Among the signs of artistic growth that mark the show’s sixth season as its best to date is that it is has stopped using the past as a crutch to prop up its scenarios. In its first season, when the calendar paged across the second Tuesday in November of 1960, the producers wrought much ballyhoo. The agency had Nixon as a client; thus, according to the alternate rules of historical fiction, the audience had to credit Sterling Cooper with the real Nixon’s campaign slogan (“For the future”) and had to grin and bear a handful of instances of U.G.H. (unfortunately gratuitous historicism). I take its moments of jagged tonality to represent the cracks of a maturing voice, and its excesses as shrewd expressionistic choices. (Yes, it seemed rather much for the season opener to quote Dante’s Inferno by way of bearing down on Draper’s midlife crisis.
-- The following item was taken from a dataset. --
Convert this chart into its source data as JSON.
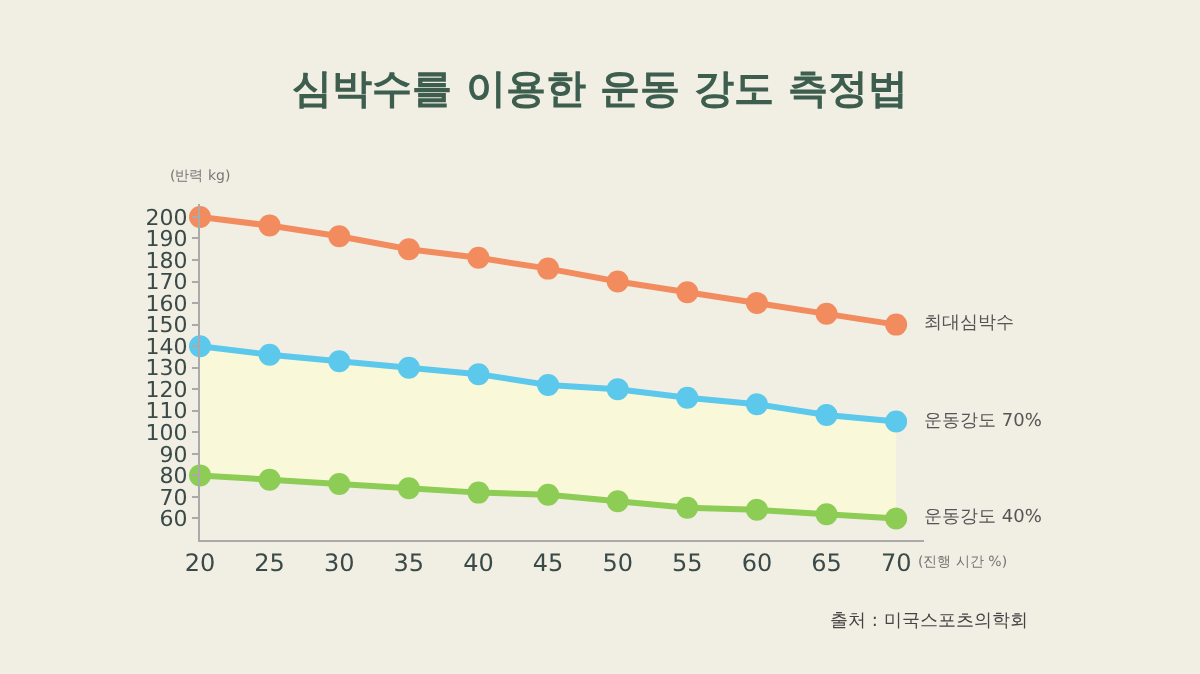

But Don Draper is not having a midlife crisis. His life is the crisis, and it’s got momentum.) This season, less eager to please and more anxious to jar, Mad Men has moved its mimicry of then-current events farther back in the thematic mix. The tail end of the season breezes past the election to tumble toward the more emotionally momentous holiday of Thanksgiving.

The fate of the country is noted, significantly, by Draper, only when a man of God interrupts his drinking and his drinking career. “I’m doing just fine,” was Don’s brush-off of the guy who may in fact have saved his soul. “Nixon’s president, everything’s back where Jesus wants it.”

Think of it this way: Now that Mad Men has stopped attempting to be Updike’s Rabbit series, an analytic diorama, it has focused its self-consciously literary efforts on the more interesting business of being Updike’s Couples. American history is just a thing that happens, like the weather, and instead the personal past is the nightmare from which Draper—off the sauce and onto a mission of radical reinvention—may yet awake.

The show is pitching Draper’s epiphany as a program of radical transparency, enacted by a character known for his opacity and invisibility. I appreciated the elegance of the episode’s return to the season opener. There, Draper, creating a campaign for a hotel in Hawaii, produced a spooky-Zen print ad featuring an empty suit on a beach. Here, when the clients arrive for a meeting, his partners can’t find him. It is as if, embracing the idea of the ad, he has disappeared. Where to? The bar stool, where he’s doing just fine. Man, the crusty old symbolism of American masculinity had a rough week: Undone by cars and guns, trembling with delirium in the absence of alcohol and with fear in the face of adultery, the strong and silent majority of the ensemble did not do much to give patriarchy a good name.

Not for nothing does Draper’s come-to-Jesus moment—his outing of himself as an orphan, for the sake of his relationship with his kids—happen during a meeting with Hershey’s. “The wrapper looked like what was inside,” he says early in the episode, a professional illusionist and existential imposter appreciating an honest façade. He repeats the line later. Shortly, he takes his kids on a car ride to visit the house where he grew up. A kid eats an ice-cream treat on the stoop of the house, at the end of the finale, while Don begins to reconcile be and seem. Everything for a moment is back where Jesus wants it.